Sorry if this has been posted. It makes me ill.
Two months after balking at the project’s costs, a St. Louis board green-lighted an extra $2.5 million in federal tax credits for a gas station and grocery store north of downtown.

The allocation is the latest public assistance offered to help a company affiliated with developer Paul McKee break ground on the first significant private project within his 1,500-acre NorthSide Regeneration footprint.
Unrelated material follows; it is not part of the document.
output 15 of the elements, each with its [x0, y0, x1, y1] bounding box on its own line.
The request generated some controversy in May after St. Louis Development Corporation board members questioned the $19.6 million cost to build a 20,000-square-foot grocery branded as GreenLeaf Community Marketplace and a 6,500-square-foot Zoom gas station near the corner of Tucker Boulevard and Cass Avenue. Already, the city has authorized up to $2.8 million in tax increment financing assistance from taxes generated within the NorthSide Regeneration area and $5 million in new markets tax credits.

McKee’s lawyers have said the additional tax credits were needed because the lender, Cedar Rapids Bank & Trust of Iowa, wanted an extra reserve fund before lending $10 million to the project.
http://www.stltoday.com/business/local/ ... 307e1.html

So taxes are paying over $10M in costs for a grocery store and a gas station?

Have we lost our collective f*****g minds?